I’ve read 2 papers recently (references) about using active learning to improve classification for software engineering.
Active Learning is the idea that, if we have a feature space with instances, for the classification task of labeling an instance either “A” or “B”, there are clumps of points that clearly are As, and another clump that are clearly Bs. In between, however, the boundary is unclear. Some instances will be equidistant from both centers of mass, and the classifier will struggle to properly classify it. Active Learning (AL) quite simply picks what are hopefully the “most useful” (for improving the classifier) points for human labeling, which reduces the amount of (possibly) redundant labeling humans have to do (since the labeling time is the most costly part of creating a classifier).

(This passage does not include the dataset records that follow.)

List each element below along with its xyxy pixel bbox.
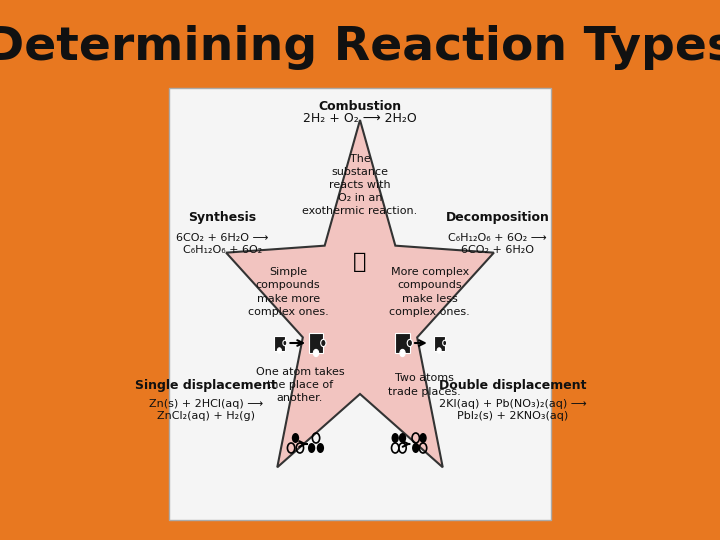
Circle shape <box>320 340 326 347</box>
Polygon shape <box>226 120 494 467</box>
Text: Zn(s) + 2HCl(aq) ⟶
ZnCl₂(aq) + H₂(g): Zn(s) + 2HCl(aq) ⟶ ZnCl₂(aq) + H₂(g) <box>149 399 264 421</box>
Text: Two atoms
trade places.: Two atoms trade places. <box>388 373 461 396</box>
Bar <box>395 333 410 353</box>
Text: Decomposition: Decomposition <box>446 212 550 225</box>
Text: One atom takes
the place of
another.: One atom takes the place of another. <box>256 367 344 403</box>
Text: 6CO₂ + 6H₂O ⟶
C₆H₁₂O₆ + 6O₂: 6CO₂ + 6H₂O ⟶ C₆H₁₂O₆ + 6O₂ <box>176 233 269 255</box>
Text: Single displacement: Single displacement <box>135 379 277 392</box>
Circle shape <box>292 433 299 443</box>
Circle shape <box>412 443 419 453</box>
Text: Simple
compounds
make more
complex ones.: Simple compounds make more complex ones. <box>248 267 328 317</box>
Circle shape <box>308 443 315 453</box>
Bar <box>274 335 285 350</box>
Circle shape <box>400 349 405 356</box>
Circle shape <box>419 433 427 443</box>
Circle shape <box>392 433 399 443</box>
Text: C₆H₁₂O₆ + 6O₂ ⟶
6CO₂ + 6H₂O: C₆H₁₂O₆ + 6O₂ ⟶ 6CO₂ + 6H₂O <box>449 233 547 255</box>
Text: Combustion: Combustion <box>318 99 402 112</box>
Circle shape <box>399 433 406 443</box>
Circle shape <box>437 348 441 353</box>
Bar <box>309 333 323 353</box>
Text: 2H₂ + O₂ ⟶ 2H₂O: 2H₂ + O₂ ⟶ 2H₂O <box>303 111 417 125</box>
Text: Synthesis: Synthesis <box>188 212 256 225</box>
Circle shape <box>313 349 319 356</box>
Circle shape <box>283 340 287 346</box>
Text: 🔥: 🔥 <box>354 252 366 272</box>
FancyBboxPatch shape <box>169 88 551 520</box>
Text: Double displacement: Double displacement <box>438 379 586 392</box>
Text: More complex
compounds
make less
complex ones.: More complex compounds make less complex… <box>390 267 470 317</box>
Circle shape <box>443 340 446 346</box>
Circle shape <box>408 340 413 347</box>
Circle shape <box>317 443 324 453</box>
Text: 2KI(aq) + Pb(NO₃)₂(aq) ⟶
PbI₂(s) + 2KNO₃(aq): 2KI(aq) + Pb(NO₃)₂(aq) ⟶ PbI₂(s) + 2KNO₃… <box>438 399 586 421</box>
Text: Determining Reaction Types: Determining Reaction Types <box>0 25 720 71</box>
Bar <box>433 335 445 350</box>
Text: The
substance
reacts with
O₂ in an
exothermic reaction.: The substance reacts with O₂ in an exoth… <box>302 153 418 217</box>
Circle shape <box>277 348 282 353</box>
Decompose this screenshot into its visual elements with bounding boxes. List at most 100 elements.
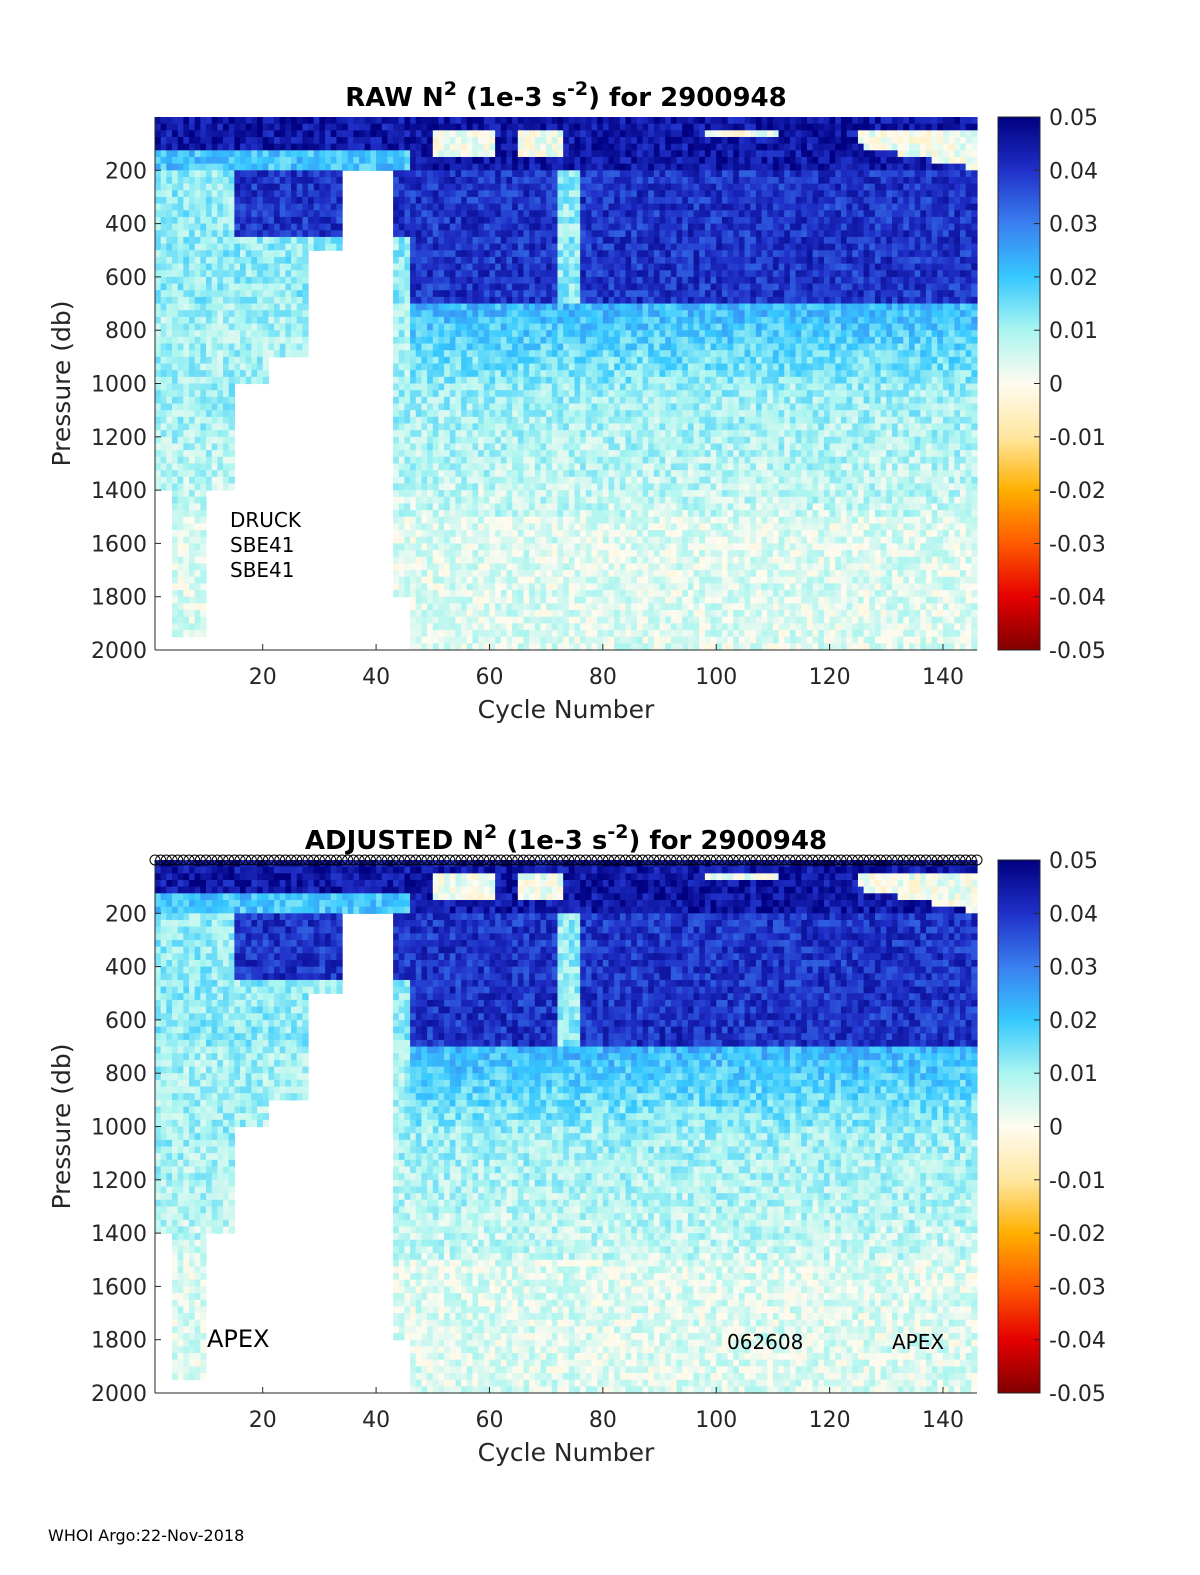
heatmap-cell (602, 150, 610, 158)
heatmap-cell (427, 363, 434, 371)
heatmap-cell (551, 530, 559, 538)
heatmap-cell (517, 456, 525, 465)
heatmap-cell (506, 370, 513, 378)
heatmap-cell (631, 136, 638, 145)
heatmap-cell (540, 130, 547, 138)
heatmap-cell (472, 396, 479, 405)
heatmap-cell (217, 403, 224, 411)
heatmap-cell (534, 283, 542, 291)
heatmap-cell (551, 183, 559, 191)
heatmap-cell (557, 403, 564, 411)
heatmap-cell (393, 556, 400, 564)
heatmap-cell (398, 336, 406, 345)
heatmap-cell (608, 470, 615, 478)
heatmap-cell (189, 590, 196, 598)
heatmap-cell (472, 430, 479, 438)
heatmap-cell (551, 610, 559, 618)
heatmap-cell (285, 143, 292, 151)
heatmap-cell (200, 223, 207, 231)
heatmap-cell (223, 123, 230, 131)
heatmap-cell (404, 150, 411, 158)
heatmap-cell (393, 270, 400, 278)
heatmap-cell (540, 270, 547, 278)
heatmap-cell (512, 543, 519, 551)
heatmap-cell (523, 150, 530, 158)
heatmap-cell (444, 456, 451, 465)
heatmap-cell (427, 483, 434, 491)
heatmap-cell (262, 356, 269, 365)
heatmap-cell (415, 443, 423, 451)
heatmap-cell (296, 276, 303, 285)
heatmap-cell (563, 630, 570, 638)
heatmap-cell (398, 136, 406, 145)
heatmap-cell (608, 483, 615, 491)
heatmap-cell (427, 523, 434, 531)
heatmap-cell (160, 283, 167, 291)
heatmap-cell (183, 163, 190, 171)
heatmap-cell (534, 483, 542, 491)
heatmap-cell (325, 117, 332, 125)
heatmap-cell (631, 410, 638, 418)
heatmap-cell (529, 463, 536, 471)
heatmap-cell (245, 236, 252, 245)
heatmap-cell (313, 203, 320, 211)
heatmap-cell (410, 643, 417, 651)
heatmap-cell (483, 376, 491, 385)
heatmap-cell (631, 443, 638, 451)
heatmap-cell (172, 123, 179, 131)
heatmap-cell (597, 383, 604, 391)
heatmap-cell (160, 383, 167, 391)
heatmap-cell (472, 330, 479, 338)
heatmap-cell (183, 290, 190, 298)
heatmap-cell (478, 223, 485, 231)
heatmap-cell (568, 450, 576, 458)
heatmap-cell (489, 530, 496, 538)
heatmap-cell (206, 303, 213, 311)
heatmap-cell (455, 376, 462, 385)
heatmap-cell (534, 416, 542, 425)
heatmap-cell (183, 183, 190, 191)
heatmap-cell (444, 416, 451, 425)
heatmap-cell (172, 310, 179, 318)
heatmap-cell (155, 370, 162, 378)
heatmap-cell (223, 463, 230, 471)
heatmap-cell (512, 350, 519, 358)
heatmap-cell (291, 196, 298, 205)
heatmap-cell (393, 470, 400, 478)
heatmap-cell (302, 170, 309, 178)
heatmap-cell (398, 143, 406, 151)
heatmap-cell (155, 170, 162, 178)
heatmap-cell (551, 643, 559, 651)
heatmap-cell (631, 343, 638, 351)
heatmap-cell (602, 576, 610, 584)
heatmap-cell (580, 410, 587, 418)
heatmap-cell (398, 483, 406, 491)
heatmap-cell (438, 310, 445, 318)
heatmap-cell (455, 390, 462, 398)
heatmap-cell (432, 270, 440, 278)
heatmap-cell (534, 303, 542, 311)
heatmap-cell (625, 530, 632, 538)
heatmap-cell (189, 583, 196, 591)
heatmap-cell (483, 256, 491, 265)
heatmap-cell (546, 610, 553, 618)
heatmap-cell (625, 170, 632, 178)
heatmap-cell (211, 410, 218, 418)
heatmap-cell (483, 603, 491, 611)
heatmap-cell (540, 430, 547, 438)
heatmap-cell (166, 230, 173, 238)
heatmap-cell (279, 117, 286, 125)
heatmap-cell (200, 510, 207, 518)
heatmap-cell (568, 303, 576, 311)
heatmap-cell (631, 370, 638, 378)
heatmap-cell (313, 176, 320, 185)
heatmap-cell (534, 316, 542, 325)
heatmap-cell (427, 336, 434, 345)
heatmap-cell (563, 323, 570, 331)
heatmap-cell (546, 516, 553, 525)
heatmap-cell (546, 536, 553, 544)
heatmap-cell (211, 230, 218, 238)
heatmap-cell (534, 336, 542, 345)
heatmap-cell (398, 450, 406, 458)
heatmap-cell (427, 250, 434, 258)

It turns out that so far this active learning approach for software data is not too successful. I think there are 2 main reasons.
1) We don’t have much data. Classifiers do better when they see more instances. In the 2 studies I read, the number of unclassified instances was measured in tens of thousands. Contrast this with most image recognition or information retrieval applications, which have orders of magnitude more training data. In the case of the ImageNet context, they also label substantially more instances (e.g. 150,000 labeled with 10 labels).
2) More importantly, I think the task is fundamentally difficult. The Borg paper makes this clear; when human raters themselves cannot agree on a label, it probably won’t work any better with active learning. I think this is because some problems have fuzzy label boundaries for non-core feature reasons, while many software concepts are innately (ontologically) unclear. Think about labeling photos of house numbers. I’m pretty confident that any two humans would agree that instance X is a house number. We have clear and simple criteria for what a “number” is (intensionally and extensionally). The reason the classifier struggles is because of non-intensional properties of the data itself: perhaps a tree obscures the top of the 1, or a shadow is partly on the lower digits. In software data, that problem exists as well (e.g. someone talking about an old version of Rails). But for labeling an utterance as technical debt, or a performance bug, or a usability concern, there seem to be broad disagreements on the core discriminating features. If we talk about paradigms like distributed computing, is that an “architectural” discussion? What about a bug that results from not understanding an RPC service?
We’ve looked at some of this in our latest research on design rules. We found that while a majority of static analysis/code checker rules can be clearly distinguished as either design or not, there remains this stubborn middle tier that resist easy categorization. We think you can still make progress (after all, these rules may not even fire on your project). But it would be satisfying to have a more repeatable analysis.
The conclusion of the Borg paper really seems useful for future work here. One, they say that the AL approach helps to pull out controversial instances, that then help build rater consensus. Two, using bootstrapping with more positive examples helps the AL improve its accuracy (in other words, there is still benefit to grinding out the labels manually – no free lunch, sorry!).
- N. VanHoudnos, S. Moon, D. French, Brian Lindauer, P. Jansen, J. Carbonell, C. Hines, W. Casey. “Human-Computer Decision Systems for Cybersecurity”, Presentation. https://resources.sei.cmu.edu/asset_files/Presentation/2016_017_001_474277.pdf
- Borg, M., Lennerstad, I., Ros, R., Bjarnasson, E. “On Using Active Learning and Self-Training When Mining Performance Discussions on Stack Overflow”, arXiv:1705.02395v1. Preprint of paper accepted for the Proc. of the 21st International Conference on Evaluation and Assessment in Software Engineering, 2017.